For a more detailed comparison of cost and performance strategies, see BigQuery performance optimisation.

Common beginner mistakes

Assuming LIMIT makes queries cheap. LIMIT 10 on a 1 TB table still scans 1 TB. LIMIT controls rows returned, not bytes scanned. Use partition filters and column selection to reduce cost.
Using SELECT * on wide tables. Every column adds to the scan. On a table with 50 columns including JSON blobs, selecting three columns can be 20x cheaper.
No partition filter on a partitioned table. This is the single most expensive mistake. Always include a filter on the partition column.
Filtering too late in the query. Applying WHERE clauses after a JOIN means BigQuery still has to read and shuffle all the unfiltered data first. Move filters into CTEs or subqueries before the JOIN.
Joining two large tables without reducing either side first. If both tables have billions of rows, the shuffle can exceed resource limits. Filter or aggregate each table before joining.
Not checking bytes processed before running. A dry run is free and takes less than a second. It tells you exactly how much a query will cost. Make it a habit before running queries on unfamiliar tables.

Maximum bytes billed vs resourcesExceeded

Attribute	Maximum bytes billed error	resourcesExceeded error
When it happens	Before the query runs	During query execution
Were you charged?	No	Yes (for the scan that occurred before failure)
Root cause	Query would scan more bytes than the `maximumBytesBilled` limit	Query produced too much intermediate data (shuffle) for available compute resources
Controlled by	The `maximumBytesBilled` setting on the job or project	Query shape, data volume, and available slots
Primary fix	Reduce bytes scanned: partition filters, column pruning, narrower date ranges	Restructure query: filter earlier, materialise intermediates, reduce cardinality, add reservations
Dry run helps?	Yes. Shows the exact bytes that would be scanned.	No. Dry run does not estimate shuffle or execution resources.

Frequently asked questions

What does 'query too large' mean in BigQuery?

It usually means one of two things. Either your query would scan more bytes than the maximumBytesBilled limit allows (the query is blocked before running and you are not charged), or the query ran but hit a resourcesExceeded error because it generated too much intermediate data during shuffles. The fix depends on which error you actually received.
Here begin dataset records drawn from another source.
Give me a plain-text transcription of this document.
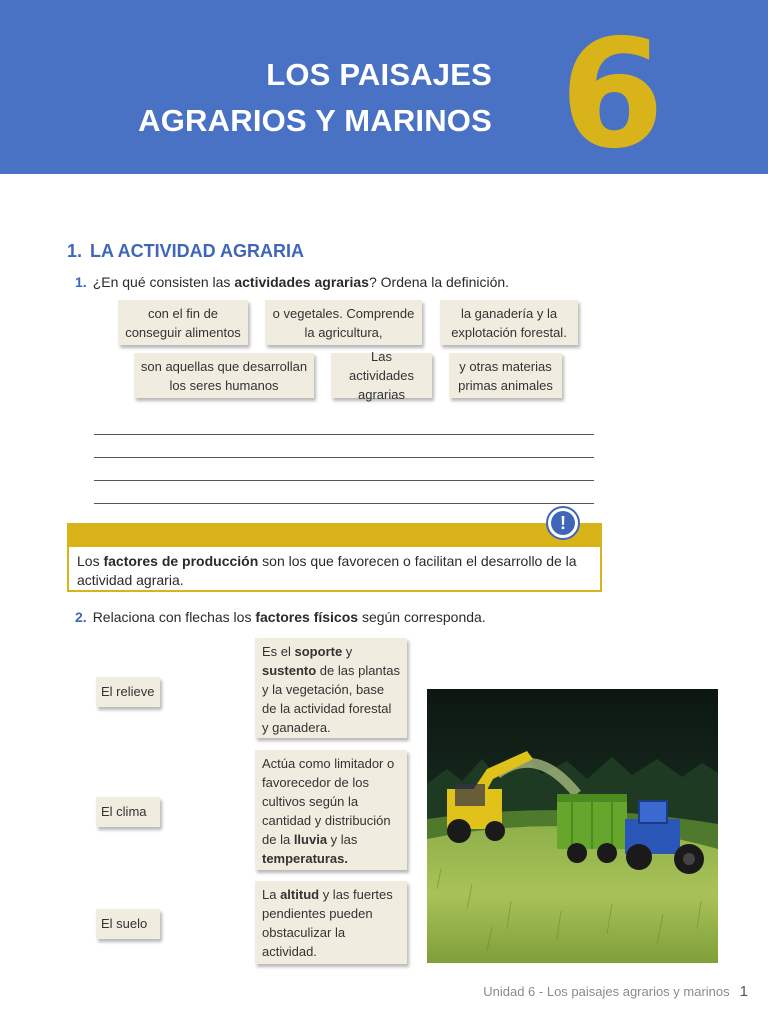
LOS PAISAJES
AGRARIOS Y MARINOS 6
1. LA ACTIVIDAD AGRARIA
1. ¿En qué consisten las actividades agrarias? Ordena la definición.
con el fin de conseguir alimentos
o vegetales. Comprende la agricultura,
la ganadería y la explotación forestal.
son aquellas que desarrollan los seres humanos
Las actividades agrarias
y otras materias primas animales
Los factores de producción son los que favorecen o facilitan el desarrollo de la actividad agraria.
!
2. Relaciona con flechas los factores físicos según corresponda.
El relieve
El clima
El suelo
Es el soporte y sustento de las plantas y la vegetación, base de la actividad forestal y ganadera.
Actúa como limitador o favorecedor de los cultivos según la cantidad y distribución de la lluvia y las temperaturas.
La altitud y las fuertes pendientes pueden obstaculizar la actividad.
Unidad 6 - Los paisajes agrarios y marinos 1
Does LIMIT reduce BigQuery cost?

No. BigQuery scans entire columns before applying LIMIT. A query with LIMIT 10 on a 1 TB table still scans 1 TB unless partition or cluster pruning reduces the scan. LIMIT only limits the rows returned to the client. To reduce cost, use partition filters, select specific columns, and add cluster key filters.

Why is my partitioned table still scanning too much data?
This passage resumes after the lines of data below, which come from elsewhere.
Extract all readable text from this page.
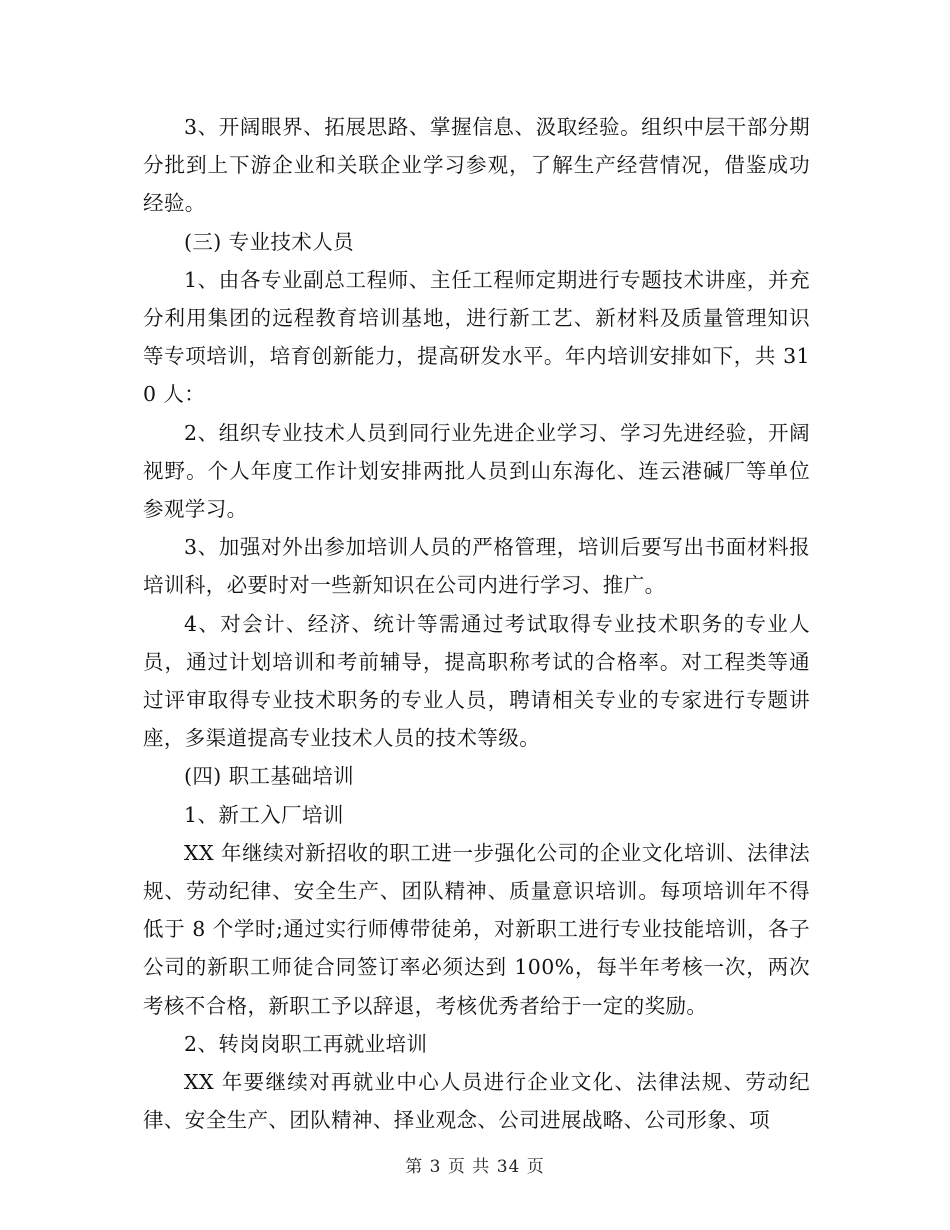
3、开阔眼界、拓展思路、掌握信息、汲取经验。组织中层干部分期分批到上下游企业和关联企业学习参观，了解生产经营情况，借鉴成功经验。

(三) 专业技术人员

1、由各专业副总工程师、主任工程师定期进行专题技术讲座，并充分利用集团的远程教育培训基地，进行新工艺、新材料及质量管理知识等专项培训，培育创新能力，提高研发水平。年内培训安排如下，共 310 人：

2、组织专业技术人员到同行业先进企业学习、学习先进经验，开阔视野。个人年度工作计划安排两批人员到山东海化、连云港碱厂等单位参观学习。

3、加强对外出参加培训人员的严格管理，培训后要写出书面材料报培训科，必要时对一些新知识在公司内进行学习、推广。

4、对会计、经济、统计等需通过考试取得专业技术职务的专业人员，通过计划培训和考前辅导，提高职称考试的合格率。对工程类等通过评审取得专业技术职务的专业人员，聘请相关专业的专家进行专题讲座，多渠道提高专业技术人员的技术等级。

(四) 职工基础培训

1、新工入厂培训

XX 年继续对新招收的职工进一步强化公司的企业文化培训、法律法规、劳动纪律、安全生产、团队精神、质量意识培训。每项培训年不得低于 8 个学时;通过实行师傅带徒弟，对新职工进行专业技能培训，各子公司的新职工师徒合同签订率必须达到 100%，每半年考核一次，两次考核不合格，新职工予以辞退，考核优秀者给于一定的奖励。

2、转岗岗职工再就业培训

XX 年要继续对再就业中心人员进行企业文化、法律法规、劳动纪律、安全生产、团队精神、择业观念、公司进展战略、公司形象、项

第 3 页 共 34 页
Partition pruning only works when the filter directly references the partition column with a literal value or a date function BigQuery can evaluate at plan time. Wrapping the partition column in a UDF, CAST, or subquery prevents pruning. Check the Bytes processed figure in query details to confirm pruning is active. Also verify you are filtering by the actual partition column, not a different date column.

When does clustering help reduce scanned bytes?

Clustering helps when your WHERE clause filters on the clustered columns. BigQuery stores clustered data in sorted blocks and can skip blocks that do not contain matching values. The benefit increases with table size. On clustered tables, the bytes estimate from a dry run is an upper bound. Actual bytes scanned at execution time can be lower because block pruning happens during execution, not during planning.

What causes resourcesExceeded even when bytes billed seems reasonable?

resourcesExceeded is about compute resources during execution, not about the volume of data scanned from storage. A query that scans a modest amount of data can still fail if a JOIN, GROUP BY, or ORDER BY produces massive intermediate results that exceed shuffle limits. The fix is to reduce the size of intermediate data: filter earlier, reduce cardinality before joining, or materialise intermediate results into staged tables.

Last verified: 27 March 2026 Cloud services change frequently. Verify details against official documentation before making infrastructure decisions.